Peter Friederichs, Vorsitzender des Human-Capital-Clubs in Kirchheim sieht den Erfahrungszuwachs der Mitarbeiter als Vorteil. "Das ist quasi wie Interimsmanagement." Doch am Erfolg zweifelt auch Friederichs: Er habe vor einigen Jahren als Personalleiter einer Bank die Gründung eines ähnlichen Netzwerks versucht - "und ängstliche Ablehnung bei den Unternehmen erlebt".

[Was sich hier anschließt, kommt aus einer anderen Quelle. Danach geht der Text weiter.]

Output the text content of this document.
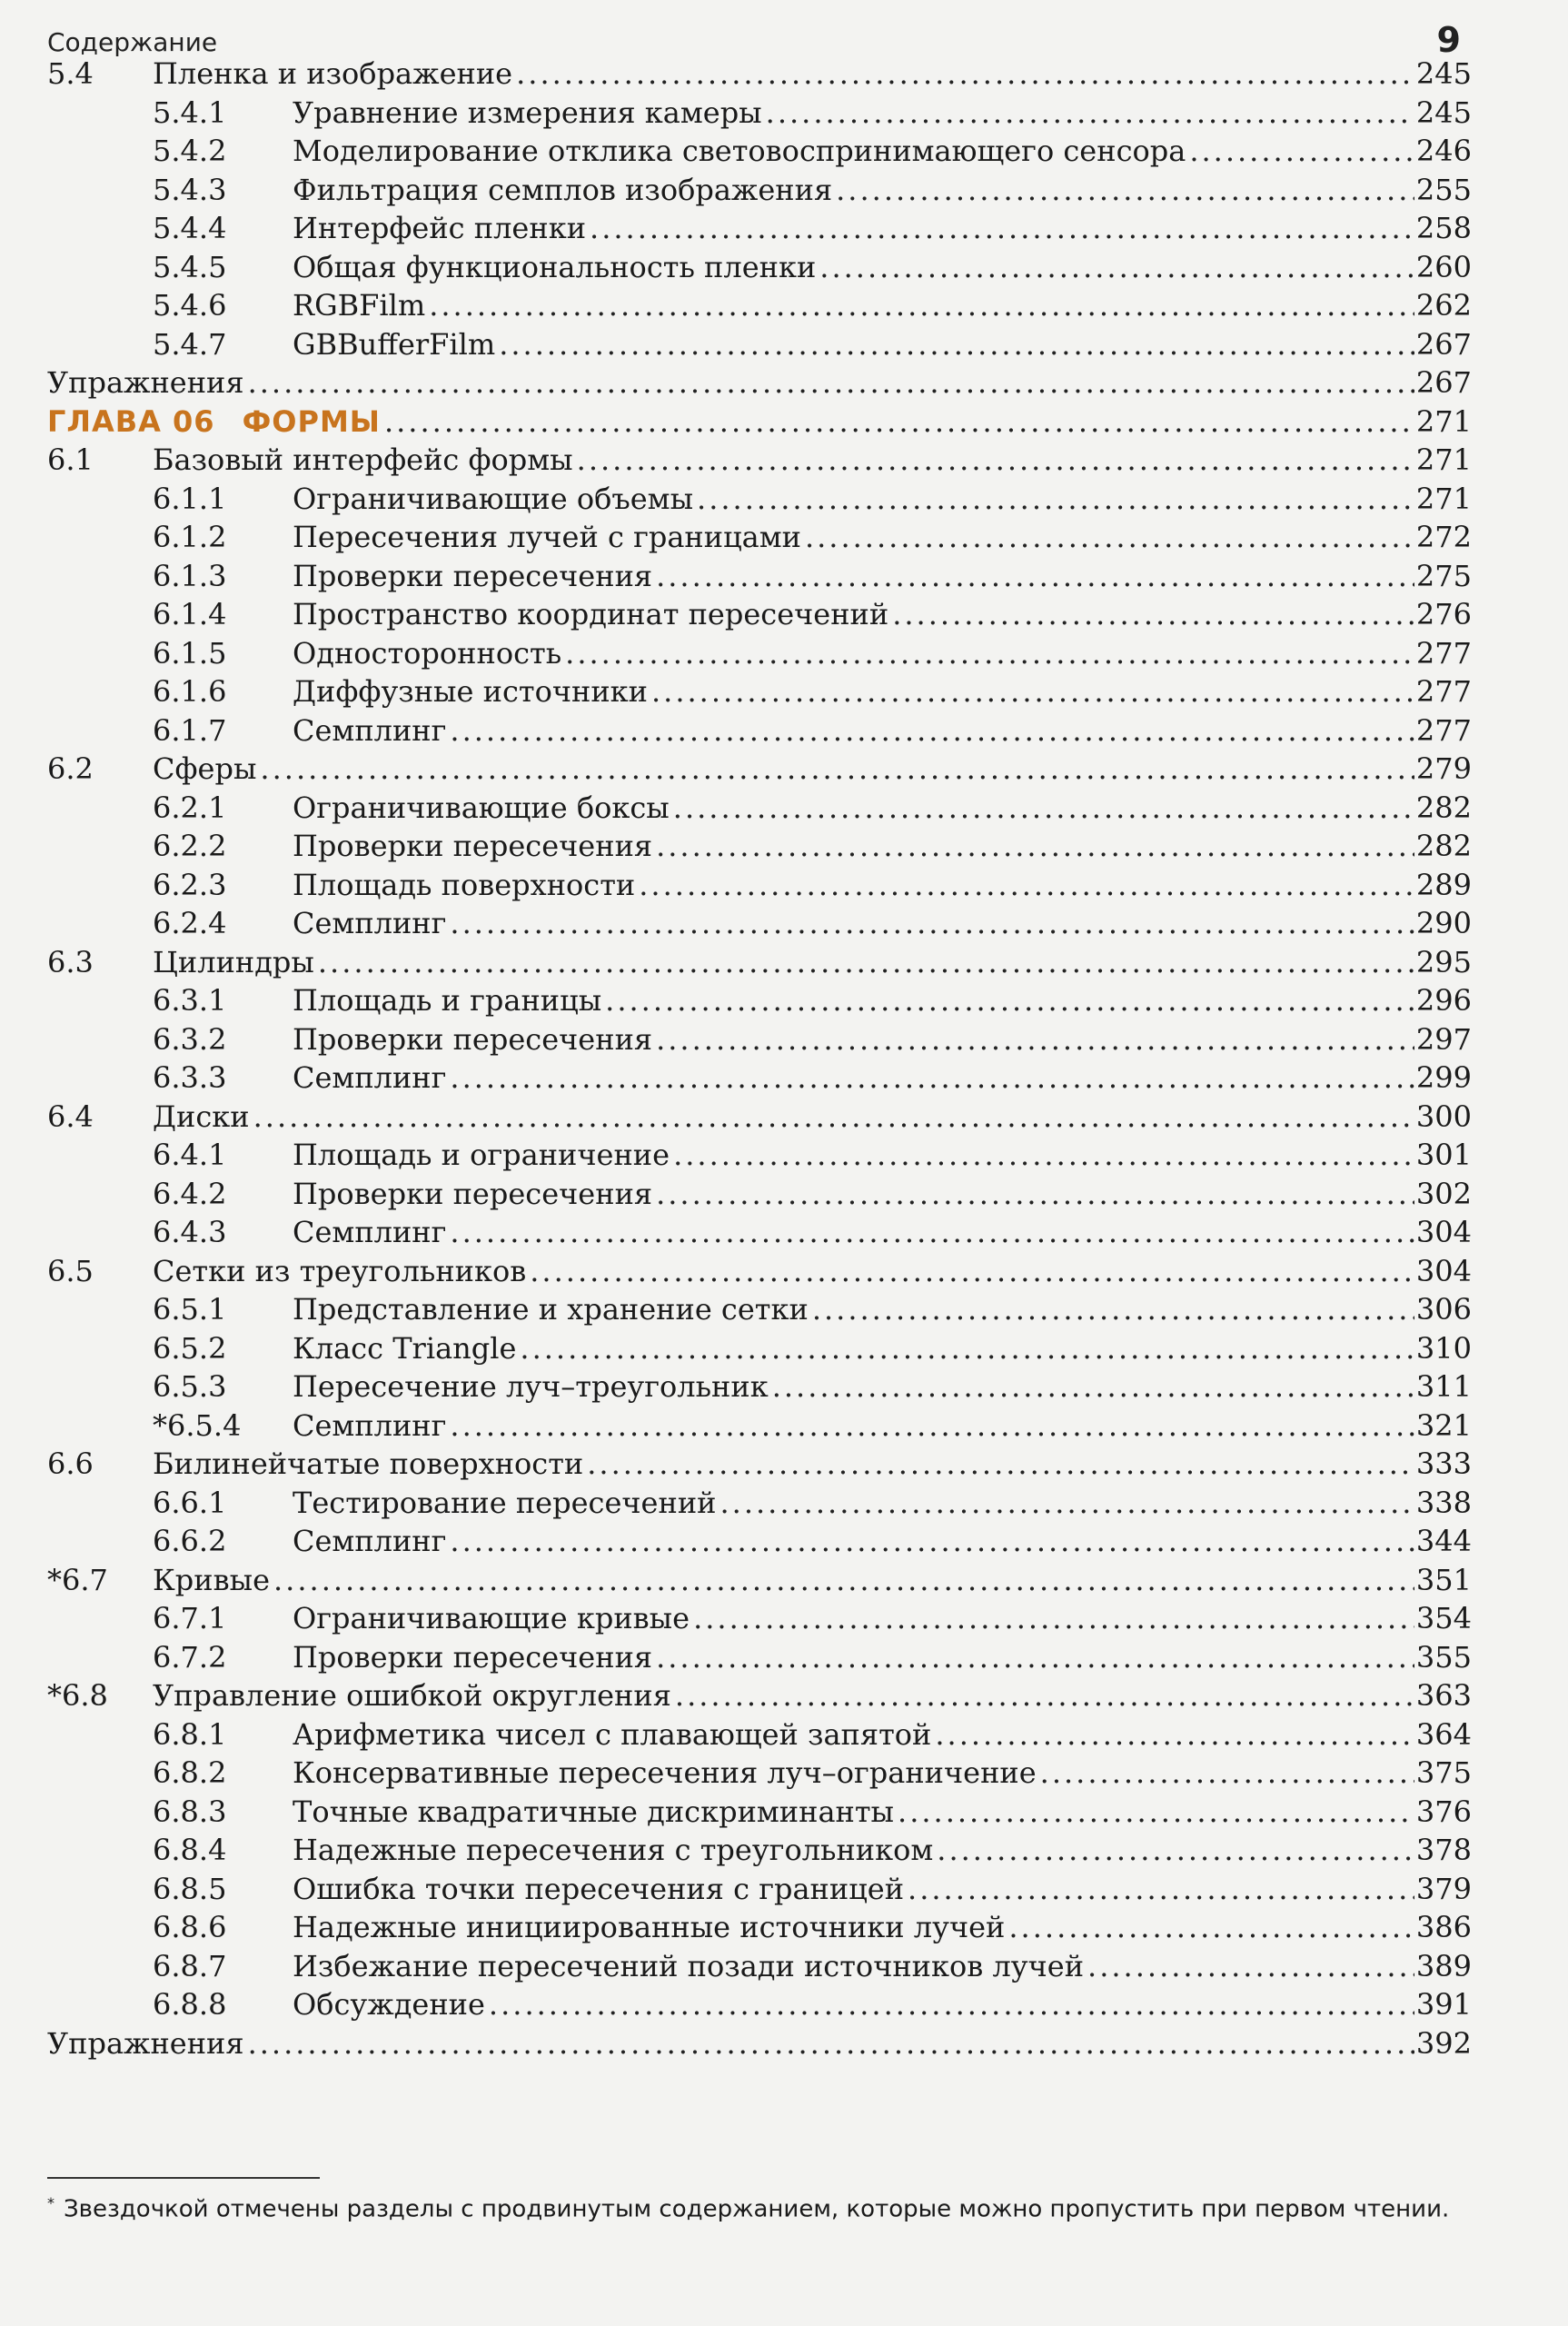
Содержание	9
5.4 Пленка и изображение .....	245
5.4.1 Уравнение измерения камеры .....	245
5.4.2 Моделирование отклика световоспринимающего сенсора .....	246
5.4.3 Фильтрация семплов изображения .....	255
5.4.4 Интерфейс пленки .....	258
5.4.5 Общая функциональность пленки .....	260
5.4.6 RGBFilm .....	262
5.4.7 GBBufferFilm .....	267
Упражнения .....	267
ГЛАВА 06 ФОРМЫ .....	271
6.1 Базовый интерфейс формы .....	271
6.1.1 Ограничивающие объемы .....	271
6.1.2 Пересечения лучей с границами .....	272
6.1.3 Проверки пересечения .....	275
6.1.4 Пространство координат пересечений .....	276
6.1.5 Односторонность .....	277
6.1.6 Диффузные источники .....	277
6.1.7 Семплинг .....	277
6.2 Сферы .....	279
6.2.1 Ограничивающие боксы .....	282
6.2.2 Проверки пересечения .....	282
6.2.3 Площадь поверхности .....	289
6.2.4 Семплинг .....	290
6.3 Цилиндры .....	295
6.3.1 Площадь и границы .....	296
6.3.2 Проверки пересечения .....	297
6.3.3 Семплинг .....	299
6.4 Диски .....	300
6.4.1 Площадь и ограничение .....	301
6.4.2 Проверки пересечения .....	302
6.4.3 Семплинг .....	304
6.5 Сетки из треугольников .....	304
6.5.1 Представление и хранение сетки .....	306
6.5.2 Класс Triangle .....	310
6.5.3 Пересечение луч–треугольник .....	311
*6.5.4 Семплинг .....	321
6.6 Билинейчатые поверхности .....	333
6.6.1 Тестирование пересечений .....	338
6.6.2 Семплинг .....	344
*6.7 Кривые .....	351
6.7.1 Ограничивающие кривые .....	354
6.7.2 Проверки пересечения .....	355
*6.8 Управление ошибкой округления .....	363
6.8.1 Арифметика чисел с плавающей запятой .....	364
6.8.2 Консервативные пересечения луч–ограничение .....	375
6.8.3 Точные квадратичные дискриминанты .....	376
6.8.4 Надежные пересечения с треугольником .....	378
6.8.5 Ошибка точки пересечения с границей .....	379
6.8.6 Надежные инициированные источники лучей .....	386
6.8.7 Избежание пересечений позади источников лучей .....	389
6.8.8 Обсуждение .....	391
Упражнения .....	392
* Звездочкой отмечены разделы с продвинутым содержанием, которые можно пропустить при первом чтении.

Die Mitarbeiterleihe könne vor allem in Bereichen funktionieren, in denen es weniger auf Branchenkenntnis ankomme, meint Iris Gordelik, Inhaberin der Gordelik AG in Buxtehude. "Marketing und Werbung kann ich auch in anderen Branchen machen - da braucht es keine lange Einarbeitung." Vielleicht führe das Verleihen von Mitarbeitern sogar dazu, dass sich Firmen verstärkt ihrem Employer Branding widmeten, mutmaßt Gordelik. "Schließlich will man den Mitarbeiter ja nicht an das andere Unternehmen verlieren - und das funktioniert nur, wenn man sich selbst als noch attraktiverer Arbeitgeber beweist." Sie glaubt: "Wir müssen uns auf wirtschaftlich immer unwägbarere Zeiten einstellen, da kann jedes Arbeitsmarktinstrument helfen."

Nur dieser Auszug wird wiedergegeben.